I’m trying to build a text to speech model in PyTorch using an encoder/decoder architecture on librispeech 100hr dataset. The model essentially takes in text and outputs a mel spectrogram but I’m facing an issue where my loss explodes on the 2nd to 3rd batch irrespective of batch size.
I’m probably doing something stupid in my trainer but I’m not sure what! Does anyone have any insight?
Minimal train.py - gist
model.py - gist
This is the terminal output when trying to run the training file
loss tensor(0.2049, device='cuda:0', grad_fn=<MSELossBackward0>)

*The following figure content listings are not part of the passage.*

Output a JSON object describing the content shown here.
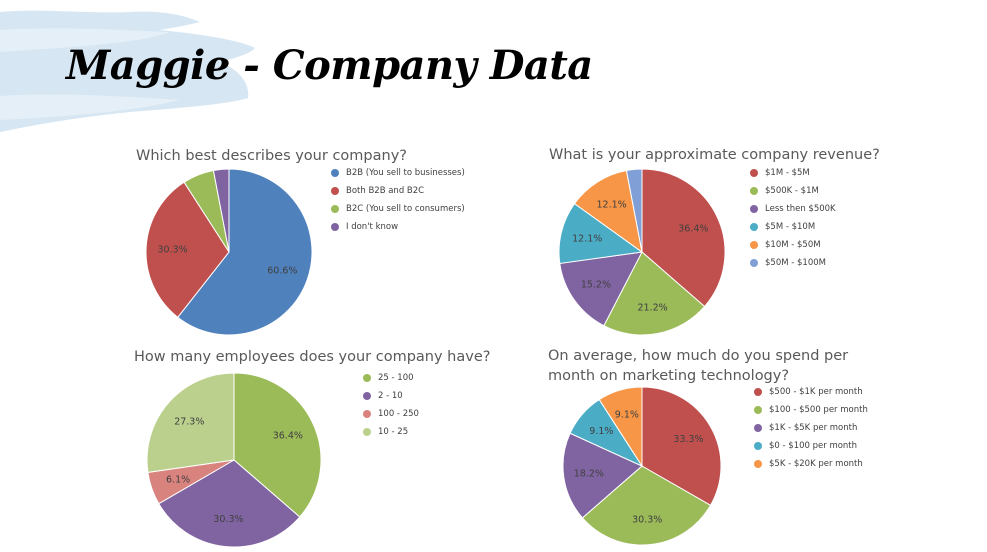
{
  "page": {
    "title": "Maggie - Company Data"
  },
  "chart_data": [
    {
      "type": "pie",
      "title": "Which best describes your company?",
      "start_angle": 0,
      "labels": [
        "B2B (You sell to businesses)",
        "Both B2B and B2C",
        "B2C (You sell to consumers)",
        "I don't know"
      ],
      "values": [
        60.6,
        30.3,
        6.1,
        3.0
      ],
      "data_labels": [
        "60.6%",
        "30.3%",
        "",
        ""
      ],
      "colors": [
        "#4F81BD",
        "#C0504D",
        "#9BBB59",
        "#8064A2"
      ],
      "legend_position": "right"
    },
    {
      "type": "pie",
      "title": "What is your approximate company revenue?",
      "start_angle": 0,
      "labels": [
        "$1M - $5M",
        "$500K - $1M",
        "Less then $500K",
        "$5M - $10M",
        "$10M - $50M",
        "$50M - $100M"
      ],
      "values": [
        36.4,
        21.2,
        15.2,
        12.1,
        12.1,
        3.0
      ],
      "data_labels": [
        "36.4%",
        "21.2%",
        "15.2%",
        "12.1%",
        "12.1%",
        ""
      ],
      "colors": [
        "#C0504D",
        "#9BBB59",
        "#8064A2",
        "#4BACC6",
        "#F79646",
        "#7F9FD6"
      ],
      "legend_position": "right"
    },
    {
      "type": "pie",
      "title": "How many employees does your company have?",
      "start_angle": 0,
      "labels": [
        "25 - 100",
        "2 - 10",
        "100 - 250",
        "10 - 25"
      ],
      "values": [
        36.4,
        30.3,
        6.1,
        27.3
      ],
      "data_labels": [
        "36.4%",
        "30.3%",
        "6.1%",
        "27.3%"
      ],
      "colors": [
        "#9BBB59",
        "#8064A2",
        "#D9837F",
        "#BCD08E"
      ],
      "legend_position": "right"
    },
    {
      "type": "pie",
      "title": "On average, how much do you spend per month on marketing technology?",
      "start_angle": 0,
      "labels": [
        "$500 - $1K per month",
        "$100 - $500 per month",
        "$1K - $5K per month",
        "$0 - $100 per month",
        "$5K - $20K per month"
      ],
      "values": [
        33.3,
        30.3,
        18.2,
        9.1,
        9.1
      ],
      "data_labels": [
        "33.3%",
        "30.3%",
        "18.2%",
        "9.1%",
        "9.1%"
      ],
      "colors": [
        "#C0504D",
        "#9BBB59",
        "#8064A2",
        "#4BACC6",
        "#F79646"
      ],
      "legend_position": "right"
    }
  ]
}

loss tensor(8.0709e+17, device='cuda:0', grad_fn=<MSELossBackward0>)
loss tensor(9.1250e+29, device='cuda:0', grad_fn=<MSELossBackward0>)
... [loss will be inf]
Your loss calculation seems to delete the intermediate loss
tensor and just uses the one from the last iteration:
for b in range(BSIZE):
loss = 0
batch_ms_pred_list = []
for i in tqdm(range(audio[b].shape[0])):
ms_pred, dec_hidden, dec_cell = decoder_model(dec_input, dec_hidden, dec_cell, enc_outputs[b].unsqueeze(0))
if random.uniform(0, 1) < p_teacher_forcing: # teacher forcing
dec_input = audio[b][i].unsqueeze(0).to(device)
else: # no teacher forcing
dec_input = ms_pred
# append mspred
batch_ms_pred_list.append(ms_pred)
# accumulate loss
batch_ms_pred_list = torch.stack(batch_ms_pred_list).squeeze()
loss = loss_fn(batch_ms_pred_list, audio[b].to(device))
print('loss', loss)
Is this on purpose? Also, could you try to overfit a small dataset (e.g. just 10 samples) and check if your model training would still explode?